There are a lot of lessons here, lessons I’ve taken to heart in writing Thousand Suns. First and foremost, games that are about a setting will always inevitably collapse under the weight of details. As soon as a conception of “canon” develops, you’re already well on your way to senescence and death. This is not to say that there’s no place for specificity in an implied setting — far from it! — but I am saying that there is a vast difference between acknowledging the existence of the Imperial Navy and talking about its ranks and structure and detailing exactly which fleets exist in which subsectors, who is in command of them, and what ships are in those fleets. It’s fine to provide a sample sector or two but all of them? It’s fine to have library data for color but hundreds of pages of it? When things get to the point where a GM feels he needs to consult multiple books not to check out game mechanics or rules but background information, that’s the point where the game has too much background. Background and setting should exist to facilitate adventure conception not constrain them.

For a few years that’s exactly what Traveller did and it coasted on the momentum those few years gave it but, eventually, it could coast no more, the weight of canon stopped it dead in its tracks and, despite multiple well-intentioned attempts to revive it, every single one of them has been done under mistaken premises.
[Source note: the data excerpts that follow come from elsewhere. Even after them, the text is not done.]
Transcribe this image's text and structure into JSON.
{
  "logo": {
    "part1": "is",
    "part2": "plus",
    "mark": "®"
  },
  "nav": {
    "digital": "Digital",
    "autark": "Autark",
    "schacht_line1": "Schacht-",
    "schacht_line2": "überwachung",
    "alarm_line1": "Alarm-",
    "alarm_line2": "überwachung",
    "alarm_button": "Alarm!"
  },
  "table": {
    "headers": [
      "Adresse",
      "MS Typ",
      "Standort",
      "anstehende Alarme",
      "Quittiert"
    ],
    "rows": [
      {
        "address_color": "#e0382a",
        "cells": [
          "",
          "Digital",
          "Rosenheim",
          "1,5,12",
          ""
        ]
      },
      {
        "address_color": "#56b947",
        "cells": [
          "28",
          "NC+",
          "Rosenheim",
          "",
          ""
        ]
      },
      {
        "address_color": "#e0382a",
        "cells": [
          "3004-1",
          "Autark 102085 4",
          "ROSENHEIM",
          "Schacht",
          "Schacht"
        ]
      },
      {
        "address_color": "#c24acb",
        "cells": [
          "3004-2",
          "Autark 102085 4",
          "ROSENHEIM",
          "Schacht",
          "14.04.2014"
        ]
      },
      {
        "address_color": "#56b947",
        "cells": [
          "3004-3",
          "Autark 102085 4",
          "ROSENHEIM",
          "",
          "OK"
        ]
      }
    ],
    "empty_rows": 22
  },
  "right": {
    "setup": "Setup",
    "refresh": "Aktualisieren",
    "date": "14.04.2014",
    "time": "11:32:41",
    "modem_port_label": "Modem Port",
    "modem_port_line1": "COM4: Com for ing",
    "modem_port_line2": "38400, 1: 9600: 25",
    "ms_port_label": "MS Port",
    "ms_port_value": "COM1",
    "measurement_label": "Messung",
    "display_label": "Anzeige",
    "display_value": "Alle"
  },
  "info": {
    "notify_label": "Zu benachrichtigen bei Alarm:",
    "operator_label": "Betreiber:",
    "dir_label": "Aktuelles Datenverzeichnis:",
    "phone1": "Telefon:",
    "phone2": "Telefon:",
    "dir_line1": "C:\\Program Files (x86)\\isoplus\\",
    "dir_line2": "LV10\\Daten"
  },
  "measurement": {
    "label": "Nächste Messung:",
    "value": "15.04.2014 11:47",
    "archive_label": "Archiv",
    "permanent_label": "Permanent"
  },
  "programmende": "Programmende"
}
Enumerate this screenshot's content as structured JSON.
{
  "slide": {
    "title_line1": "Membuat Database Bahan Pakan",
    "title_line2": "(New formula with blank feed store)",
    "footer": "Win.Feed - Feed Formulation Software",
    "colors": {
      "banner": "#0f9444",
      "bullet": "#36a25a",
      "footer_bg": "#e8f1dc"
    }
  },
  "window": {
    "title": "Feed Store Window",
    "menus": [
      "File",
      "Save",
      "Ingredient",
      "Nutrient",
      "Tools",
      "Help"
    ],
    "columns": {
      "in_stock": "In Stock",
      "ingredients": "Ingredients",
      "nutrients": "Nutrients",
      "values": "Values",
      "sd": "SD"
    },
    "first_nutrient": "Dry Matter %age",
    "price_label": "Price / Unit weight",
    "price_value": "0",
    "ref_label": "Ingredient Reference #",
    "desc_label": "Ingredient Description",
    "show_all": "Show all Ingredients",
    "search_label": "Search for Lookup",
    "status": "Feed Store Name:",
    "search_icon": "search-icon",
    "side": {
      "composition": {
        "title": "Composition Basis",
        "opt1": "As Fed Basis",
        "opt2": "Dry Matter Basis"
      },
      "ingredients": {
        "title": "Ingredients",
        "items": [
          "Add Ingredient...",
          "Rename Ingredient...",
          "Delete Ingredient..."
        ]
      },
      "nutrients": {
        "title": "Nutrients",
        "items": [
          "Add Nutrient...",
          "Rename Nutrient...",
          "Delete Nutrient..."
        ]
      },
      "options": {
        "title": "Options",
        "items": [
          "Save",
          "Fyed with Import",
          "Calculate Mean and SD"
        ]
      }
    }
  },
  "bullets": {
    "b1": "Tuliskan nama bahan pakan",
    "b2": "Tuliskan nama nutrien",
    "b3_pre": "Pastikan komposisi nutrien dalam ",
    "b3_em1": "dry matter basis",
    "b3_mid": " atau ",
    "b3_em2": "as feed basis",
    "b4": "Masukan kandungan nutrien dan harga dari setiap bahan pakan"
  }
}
If Traveller were ever to live again and regain its pre-eminent position, it’d need to be more like the game it was supposedly an advance over, Dungeons & Dragons. It would need to be a game of science fiction adventure in the far future again, a rule set with some implied, even heavily implied, setting details but one where those details do not overshadow the rules or stifle creativity. Until Traveller is again a game where multiple GMs can run it in multiple ways in multiple interpretations of the implied setting, it’s dead and should remain so.

2007 is the 30th anniversary of Traveller. I raise my glass in honor of a true classic of roleplaying game design. We shall not see its like again.